When it comes to pastry cream, I tend to jump from recipe to recipe. It's generally not a problem until I have a big pastry cream failure and remember I hated that recipe in the first place. Or when I make a Boston Cream Pie and can't decide which filling to use because I've tried so many with mixed results. So starting with this post, I'm going to nail down one (or four or six) really good pastry cream recipes. Here's the first, and I'll tell you why I like it after the jump.
I found this one in the Make it Sweet recipe collection and on Allrecipes.com. It's a little different than some in that it starts with milk rather than cream, includes a whole egg in addition to the egg yolks, and has two tablespoons of butter for flavor and texture.
Overall, it was very good. The texture was smooth and creamy but firm enough to stand up in the pie and it was very sweet -- maybe a little too sweet for some, but I thought it was just right. For experimentation's sake, I folded a little unsweetened whipped cream into some of the pastry cream. It really lightened the texture and made it more suitable (in my opinion) for eclairs or cream puffs. But for Boston Cream Pie, it was perfect as is. Next time I make it I'm going to use farm fresh eggs and infuse the milk mixture with some vanilla bean.
My Favorite Pastry Cream
- 2 cups whole milk
- ¼ cup granulated sugar
- 2 large egg yolks
- 1 large egg
- ¼ cup cornstarch
- ⅓ cup granulated sugar
- 2 tablespoons butter
- 1 teaspoon vanilla extract
- Optional -- ½ cup of whipping cream whipped (to lighten if desired)
- In a heavy 3 quart saucepan, combine the milk and ¼ cup of sugar.
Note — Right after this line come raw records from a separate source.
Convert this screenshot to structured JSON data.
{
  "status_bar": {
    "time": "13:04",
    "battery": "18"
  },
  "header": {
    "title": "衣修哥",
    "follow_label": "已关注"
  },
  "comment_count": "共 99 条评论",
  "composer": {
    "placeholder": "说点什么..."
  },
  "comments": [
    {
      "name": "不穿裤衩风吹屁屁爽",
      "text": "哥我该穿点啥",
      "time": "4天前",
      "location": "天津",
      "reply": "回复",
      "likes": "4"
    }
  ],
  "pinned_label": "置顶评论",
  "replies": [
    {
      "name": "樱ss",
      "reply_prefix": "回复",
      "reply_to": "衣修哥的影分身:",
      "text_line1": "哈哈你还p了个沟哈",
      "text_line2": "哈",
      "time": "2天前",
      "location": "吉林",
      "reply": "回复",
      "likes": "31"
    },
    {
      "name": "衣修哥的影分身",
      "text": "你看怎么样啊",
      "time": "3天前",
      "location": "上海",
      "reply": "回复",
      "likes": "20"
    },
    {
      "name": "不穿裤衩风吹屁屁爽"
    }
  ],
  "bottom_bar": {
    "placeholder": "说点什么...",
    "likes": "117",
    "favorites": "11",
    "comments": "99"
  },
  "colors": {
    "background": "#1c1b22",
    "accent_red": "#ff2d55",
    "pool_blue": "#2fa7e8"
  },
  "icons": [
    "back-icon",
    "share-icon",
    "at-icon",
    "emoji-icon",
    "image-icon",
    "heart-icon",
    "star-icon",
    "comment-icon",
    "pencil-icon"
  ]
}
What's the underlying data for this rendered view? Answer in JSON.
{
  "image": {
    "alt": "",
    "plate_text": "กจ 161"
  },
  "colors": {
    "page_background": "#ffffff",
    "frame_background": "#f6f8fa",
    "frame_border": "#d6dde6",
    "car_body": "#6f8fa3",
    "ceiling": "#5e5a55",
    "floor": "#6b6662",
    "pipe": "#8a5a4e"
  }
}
Bring to a gentle simmer over medium heat.
- Meanwhile, whisk the egg yolks, egg, cornstarch and remaining ⅓ cup of the sugar together in a mixing bowl until thick and yellow.
- Very gradually, whisk the hot milk mixture into the egg yolks. Once it is all added, pour the mixture back into the saucepan with the saucepan set over medium low heat.
- Whisk mixture over medium low heat until it is as thick as pudding and starts to boil (thick, gloppy bubbles will appear. If your mixture doesn't thicken in 5 minutes, raise the heat a tiny bit. Different stoves and gas vs. heat might affect the rate at which your cream thickens).
- Set a sieve over a clean bowl and pour the pudding through the sieve and into the bowl. Add the butter and vanilla to the hot pudding and stir well.
- Put a circle of parchment paper over the mixture to keep a skin from forming and let cool at room temperature for about 30 minutes. Transfer to the refrigerator.
- If you want to lighten the texture or make it less sweet, whip ½ cup to 1 cup of whipped cream and fold it into the cooled cream. If you add the extra whipping cream, you might also want to throw in a little extra vanilla extract.